Friday, October 14, 2011

You Say You Want A Revolution

          The answer to my question in the previous post turns out to be a "nationwide revolution" of Thai media. M2F, short for "Monday to Friday", not "Mother to... Father", is the love child of the publishers of Bangkok Post and Post Today. (I guess more so of Post Today, since the newspaper is in Thai). According to the release information from Post Today (pictured below), 4 million free copies of M2F will be distributed in Idontknowwhat time-frame. Although I have yet to have been lucky enough to pass one of the 200 distribution spots in the city, I understand that the newspaper will discuss topics "relevant to the life of office workers and early morning commuters - snappy and concise news, human interest stories as well as useful information on health, work and modern lifestyle". This, says the editor-in-chief.

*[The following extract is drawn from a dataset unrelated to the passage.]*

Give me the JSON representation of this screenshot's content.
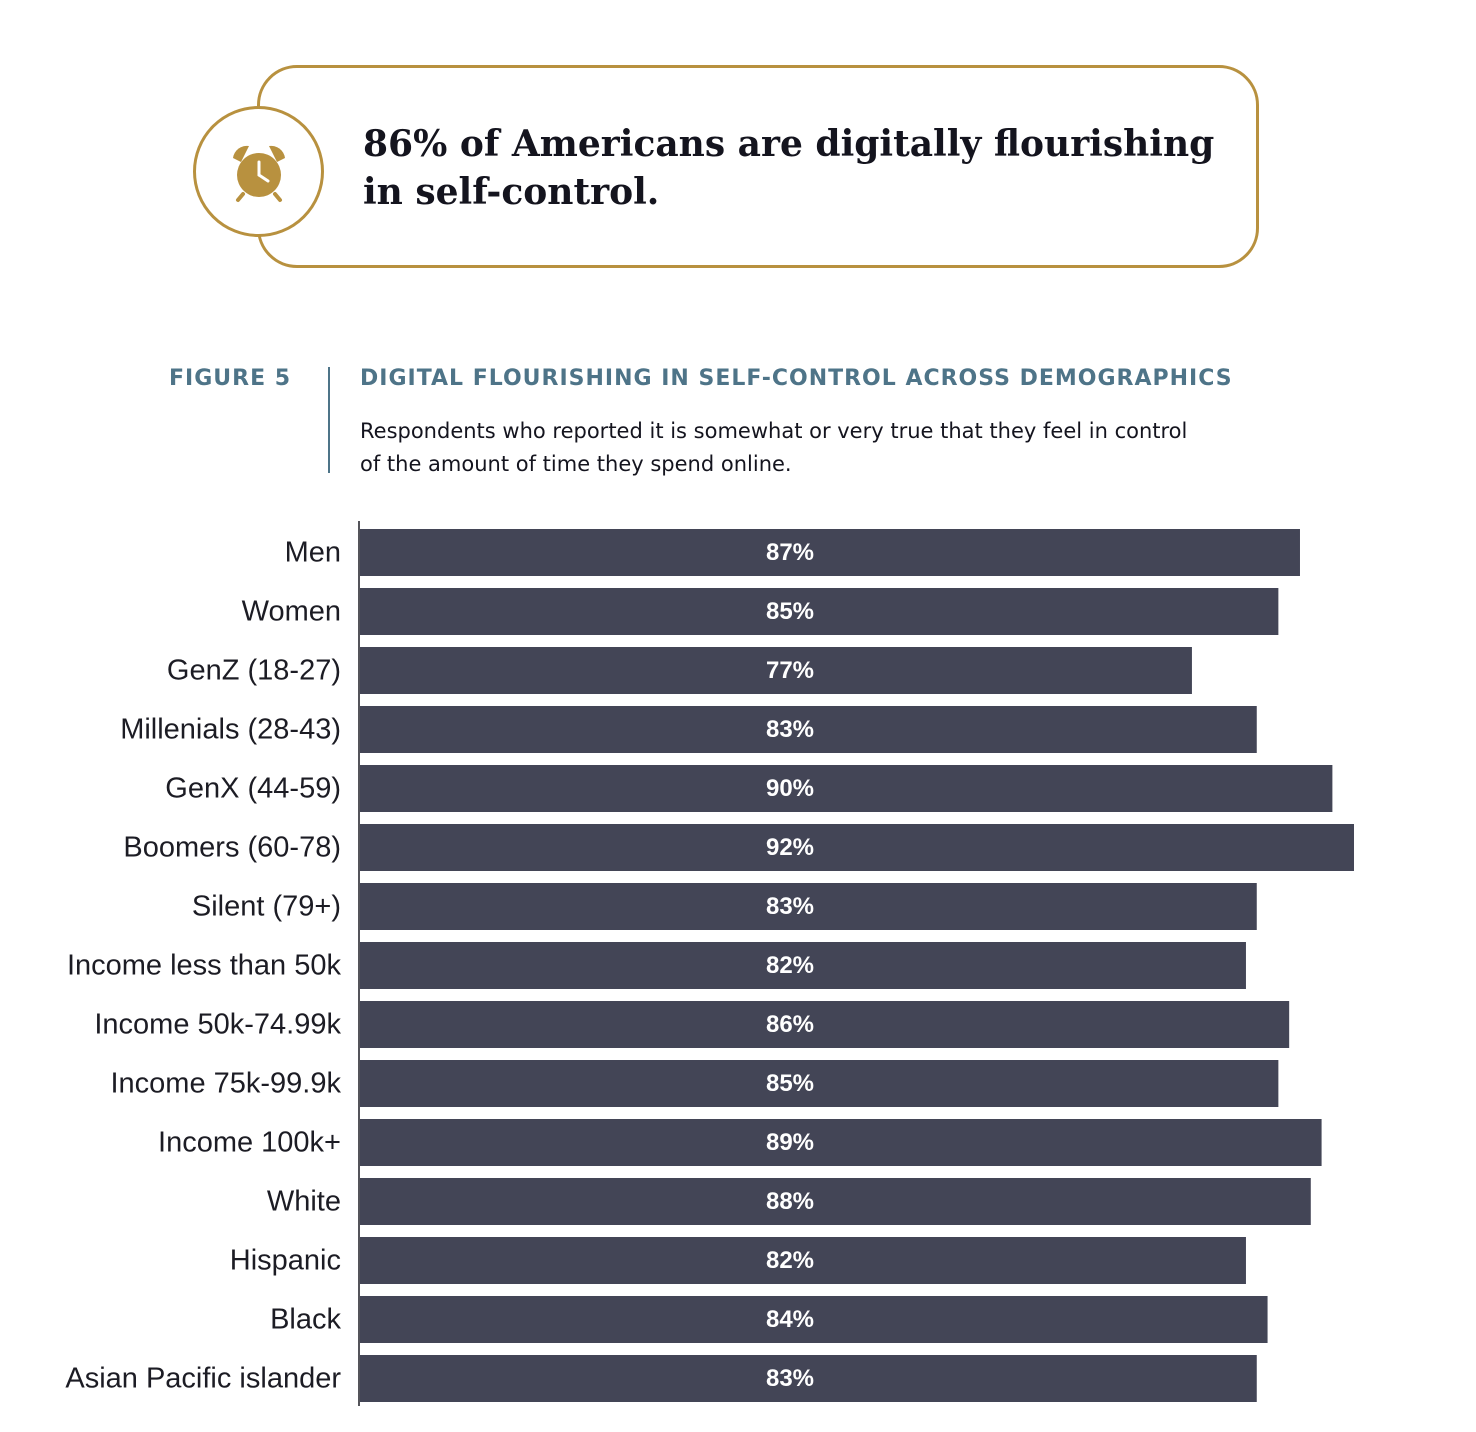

Post Today Online discussing launch of 'M2F'

          The answer to one question leads to another: So how will the baby differ from its parents? I mean newspapers are already mainly for the corporate people and the early birds. Newswriting is already supposed to be snappy and concise with human interest stories and information on health, work and modern lifestyle. Is that not what a newspaper is, exactly? M2F could potentially be revolutionary if it were more for the others in society, such as the youth. We're not that useless you know? Remember that a few weeks ago, young Mr. Aekawit Thongdeeworakul, from my own university (REPRESENT!), hacked Ms. Prime Minister's Twitter account to make a few bold statements - each under 140 characters - about her policies.
          What I do see however, is a need to get our book-decaying youth to read. I'm sick of being the only one in my age group who "reads". First I get accused by my peers of reading. Then they accuse me of getting better grades than them. Hello?! They need to start seeing the obvious benefits of reading and stop robbing their potentials by not reading.  The only thing that might attract one of my classmate to M2F is that the paper is free. But I think it would be a better idea to intentionally make the "baby-paper" for the "babies". Then perhaps we've got a real revolution in the making. A revolution of teenage literacy in Thailand.
          I have a dream.

1 comment:

  1. Agree with the last paragraph. "Why do you read so much? Why are your grades so good?" Lol. Connect the dots, people!